John G. Bullock built his first department store at 7th Street and Broadway in downtown Los Angeles. Twenty-two years later he built a second store on Wilshire Blvd. In doing so, Bullock was not only the first successful merchandiser to set up a rival business to himself in the same city but was the first merchant to experiment with a department store outside the main downtown business district. In moving a major store to this location, he helped facilitate the gradual move of the business district from downtown Los Angeles to the Wilshire district.
The building itself was designed by John and Donald Parkinson, two well-known Los Angeles architects. At the time of its construction, local newspapers referred to the structure as a temple to merchandizing. Today the buff terra-cotta Bullock's Wilshire with its copper-sheated, threestory extention on the six-story tower and its copper bands between the various floors stands as the finest example of Art Deco architecture in the Los Angeles area.
No expense was spared in construction of the store. Display cases are made of English laurel and rosewood, the chandeliers are crystal and many of the walls are of rose marble.

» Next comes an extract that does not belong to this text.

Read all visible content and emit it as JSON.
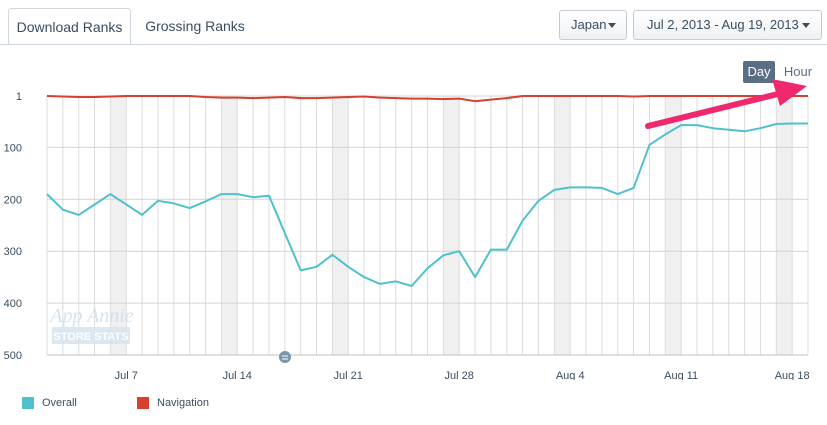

The department store organization is unique; it was one of the first merchandise stores to establish virtually separate stores within each department. The establishment prided itself on the fact that an entire ensemble could be purchased by shopping in only one department. Bullock's Wilshire is renowned for its designer fashions. In 1969 the store exclusively introduced to the Western United States the ready-to-wear collections of Givenchy and Phillippe Venet, both of their boutiques were re-created in the boutique shop section to house the collections.
The original interior shops were designed by well-known interior decorators, Feil and Paradise (in collaboration with Jack V. Peters). Original art works located throughout the store include an abstract wood mural by G. Stojana titled, "The Spirit of Sports" in the Sportswear Shop, a painted glass ceiling by Herman Sach's in the Tearoom, and a Fresco-Secco ceiling depicting the evolution of transportation by Sach in the motor court entrance.
The structure, with its cubic design, is a landmark of the Wilshire area. It s Art Deco architectural styling took its basis from the style that was popular in Southern California during the late 1920 fs and early 1930's, but the Bullock's Wilshire is the most noteworthy, in both interior and exterior composition, of these types in the Los Angeles area.